FYI, the defining difference between elite and novice swimmers is usually not as much the “stroke rate”, as the “stroke length”. In other words, one wouldn’t discern very much variation in stroke rates for either group, but the story is VERY different when it comes to the distance covered per stroke–efficiency!

You might want to keep on the sidelines of a discipline you do comprehend…opposed to joining the stupidity wagon shockingly many in Kenyatalk are firmly implanted in…washenzi mbwa kokoz of your ilk are simply to pervasive herein…suruali ya ndani wewe…

You deranged MORON, DID ANYONE ASK YOU TO READ ANYTHING? take your verbal diarrhea to your wall for retraining by …your mum unless she shitted you into existence at the tail end of an anal sex session perpetuate kiherehere…

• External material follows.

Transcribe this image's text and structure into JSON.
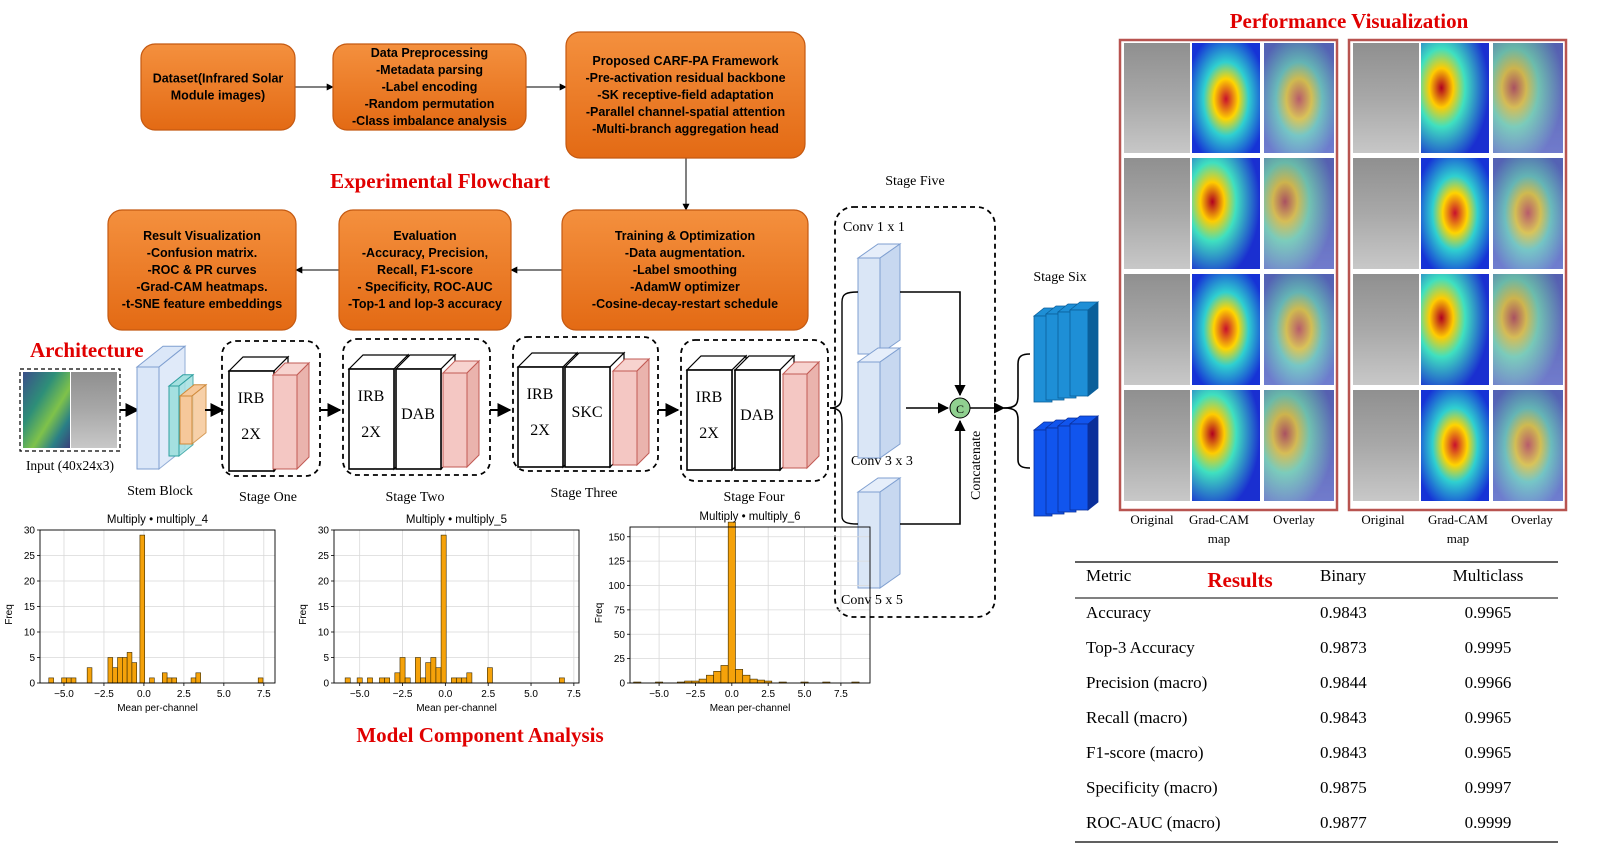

True that. From people who participated in the sport you clearly understand the impressiveness of these very fast kids in the pool. And the likes of Jason Dunford now serve as an inspiration for even greater things to come from the young swimmers that enter the swimming fraternity today…
A lot of the respondents here, and on almost any posting are the typical idiots who want to stick their nose in on anything they are clueless about like a bunch of hookers “to sound funny”, while in effect simply demonstrating their stupidity without realizing the fact at all. There seems to be an industrious “Club Wajinga” that never seems to rest.